Users can edit the time of Power Hours, choose how many sessions to take into account, enable or disable any trendlines, and change their colors.
🔶 USAGE
The Power Hour is defined as the last hour of the trading session and is set by default from 3:00 p.m. to 4:00 p.m. New York time. During this period, volume and volatility enter the market. Traders using higher timeframes may use this period to enter or exit positions by placing MOC (Market on Close) orders.
This tool works under the hypothesis that prices made during power hours (periods with high trading activity) are more relevant when used for the construction of trendlines.
An initial trendline is fit using linear regression; prices from power hours located above this initial fit are used for the upper trendline, while the ones below the fit are used for the lower one.
As with any trendline, traders can analyze the slope to determine the market's direction:
Positive slope: The market is trending up.
Negative slope: The market is trending down.
No slope: The market is trending sideways.
As we can see in the image, Nasdaq and Bitcoin are clearly in downtrends, gold is clearly in an uptrend, and the euro/U.S. dollar is in a sideways market over the last visible sessions.
As you can see, the trend lines may or may not be parallel to each other.
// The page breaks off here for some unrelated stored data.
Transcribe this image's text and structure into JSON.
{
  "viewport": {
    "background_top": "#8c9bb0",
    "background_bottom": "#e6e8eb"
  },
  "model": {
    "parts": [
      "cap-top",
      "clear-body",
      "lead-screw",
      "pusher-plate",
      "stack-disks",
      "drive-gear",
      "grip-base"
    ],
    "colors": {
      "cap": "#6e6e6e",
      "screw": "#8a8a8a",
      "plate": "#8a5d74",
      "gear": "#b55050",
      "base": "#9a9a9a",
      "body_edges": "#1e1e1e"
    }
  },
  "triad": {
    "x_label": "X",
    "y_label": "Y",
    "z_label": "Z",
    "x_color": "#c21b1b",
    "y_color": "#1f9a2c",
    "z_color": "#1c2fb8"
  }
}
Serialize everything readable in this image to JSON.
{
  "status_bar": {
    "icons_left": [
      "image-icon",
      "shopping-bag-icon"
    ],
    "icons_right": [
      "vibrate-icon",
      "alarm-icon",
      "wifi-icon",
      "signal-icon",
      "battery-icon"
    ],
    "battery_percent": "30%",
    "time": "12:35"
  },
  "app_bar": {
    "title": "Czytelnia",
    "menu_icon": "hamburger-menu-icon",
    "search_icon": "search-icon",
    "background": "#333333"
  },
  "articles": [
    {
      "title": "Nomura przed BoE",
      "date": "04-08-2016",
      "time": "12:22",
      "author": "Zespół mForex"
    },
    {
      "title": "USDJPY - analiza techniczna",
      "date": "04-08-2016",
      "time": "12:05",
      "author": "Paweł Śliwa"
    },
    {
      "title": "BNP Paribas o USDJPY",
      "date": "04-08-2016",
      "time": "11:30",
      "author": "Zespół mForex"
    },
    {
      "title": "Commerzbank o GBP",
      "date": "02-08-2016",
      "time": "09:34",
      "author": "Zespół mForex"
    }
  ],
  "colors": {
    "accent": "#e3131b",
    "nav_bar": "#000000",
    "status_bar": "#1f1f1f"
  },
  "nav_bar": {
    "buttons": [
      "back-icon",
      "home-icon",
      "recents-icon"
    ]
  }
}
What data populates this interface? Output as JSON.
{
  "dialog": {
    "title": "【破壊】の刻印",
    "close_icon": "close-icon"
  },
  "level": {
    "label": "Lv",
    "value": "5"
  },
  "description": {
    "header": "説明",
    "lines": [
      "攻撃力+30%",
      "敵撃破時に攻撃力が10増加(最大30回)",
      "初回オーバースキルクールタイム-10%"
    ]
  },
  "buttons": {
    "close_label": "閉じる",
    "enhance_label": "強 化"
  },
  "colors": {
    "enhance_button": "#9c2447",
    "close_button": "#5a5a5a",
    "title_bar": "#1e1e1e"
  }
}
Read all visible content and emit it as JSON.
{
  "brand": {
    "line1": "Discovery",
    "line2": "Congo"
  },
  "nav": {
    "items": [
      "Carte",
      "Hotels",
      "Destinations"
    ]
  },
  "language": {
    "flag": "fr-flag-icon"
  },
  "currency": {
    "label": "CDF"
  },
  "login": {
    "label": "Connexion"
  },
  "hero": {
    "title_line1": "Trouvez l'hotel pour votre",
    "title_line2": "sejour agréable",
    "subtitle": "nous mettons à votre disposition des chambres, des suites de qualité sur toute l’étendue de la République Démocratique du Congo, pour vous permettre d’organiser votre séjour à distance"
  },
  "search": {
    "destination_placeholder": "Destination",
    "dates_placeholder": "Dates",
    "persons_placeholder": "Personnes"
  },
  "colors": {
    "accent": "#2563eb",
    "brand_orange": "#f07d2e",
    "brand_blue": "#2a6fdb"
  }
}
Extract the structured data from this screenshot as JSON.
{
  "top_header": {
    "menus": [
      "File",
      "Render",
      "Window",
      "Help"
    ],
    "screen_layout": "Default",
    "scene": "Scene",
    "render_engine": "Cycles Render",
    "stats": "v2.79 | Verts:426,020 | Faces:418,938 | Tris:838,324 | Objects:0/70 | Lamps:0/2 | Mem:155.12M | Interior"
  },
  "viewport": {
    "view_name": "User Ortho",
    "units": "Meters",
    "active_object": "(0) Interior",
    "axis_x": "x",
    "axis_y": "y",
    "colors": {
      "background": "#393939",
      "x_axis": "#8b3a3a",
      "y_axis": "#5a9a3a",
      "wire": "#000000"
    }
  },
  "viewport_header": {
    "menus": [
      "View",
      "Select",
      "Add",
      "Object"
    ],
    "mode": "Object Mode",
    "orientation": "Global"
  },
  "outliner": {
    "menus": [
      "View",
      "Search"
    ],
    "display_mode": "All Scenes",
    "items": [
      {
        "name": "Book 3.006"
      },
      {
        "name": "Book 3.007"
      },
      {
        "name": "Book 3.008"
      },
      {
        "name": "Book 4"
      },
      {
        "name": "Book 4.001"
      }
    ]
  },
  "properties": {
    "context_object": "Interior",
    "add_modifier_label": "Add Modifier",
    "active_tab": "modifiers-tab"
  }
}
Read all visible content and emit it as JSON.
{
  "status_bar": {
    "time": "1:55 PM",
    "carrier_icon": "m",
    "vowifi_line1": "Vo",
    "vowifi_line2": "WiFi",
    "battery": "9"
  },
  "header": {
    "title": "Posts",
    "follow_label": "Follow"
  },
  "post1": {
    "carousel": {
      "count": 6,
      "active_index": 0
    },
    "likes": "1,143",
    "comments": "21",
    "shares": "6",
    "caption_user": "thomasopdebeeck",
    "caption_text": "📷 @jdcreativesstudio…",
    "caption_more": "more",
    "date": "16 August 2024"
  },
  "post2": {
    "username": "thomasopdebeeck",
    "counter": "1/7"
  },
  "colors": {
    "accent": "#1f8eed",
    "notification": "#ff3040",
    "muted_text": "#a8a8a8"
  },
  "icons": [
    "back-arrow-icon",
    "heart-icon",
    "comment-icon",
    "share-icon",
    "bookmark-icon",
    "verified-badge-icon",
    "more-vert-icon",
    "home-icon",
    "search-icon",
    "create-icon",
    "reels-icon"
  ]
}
The wider the area, the more volatile the data. The narrower the area, the less volatile the data. Let's look at an example.
In the image, the Dow30 and the euro/U.S. dollar have opposite behaviors. The volatility above the middle trendline is growing in the first case but shrinking in the second. In both cases, the volatility in the bottom area seems steady, so there are no big surprises there.
Traders can adjust the number of sessions for calculations, making the tool ideal for analyzing price behavior over different time frames.
As the image shows, we can clearly see how the market behaves over different time periods. XLY has been moving down over the last 10, 20, and 40 sessions, with a steeper decline over shorter periods. However, it has been moving sideways over the last 70 sessions.
One of the main uses of trendlines is to provide key support and resistance. In the image, SPY is shown with trendlines over the last 20 sessions. These lines provide excellent reference points for trading and observing price behavior in those areas, such as whether prices are accepted or rejected, which may trigger a response from other traders.
🔹 Not Allowed Timeframes
For obvious reasons, timeframes larger than 1H are not allowed. The Power Hour is defined as the last hour of the trading session. The tool will display a warning message if the timeframe is longer than 60 minutes.
🔶 SETTINGS
Power Hour (NY Time): Choose a custom Power Hour in New York time
Sessions Memory: Select how many Power Hours to take into account for calculations.
🔹 Style
Top: Enable or disable the top line and choose the line and background colors.
Middle: Enable or disable the middle line and choose the line color.
Bottom: Enable or disable the bottom line and choose the line and background colors.
Background: Enable or disable the background color for top and bottom lines.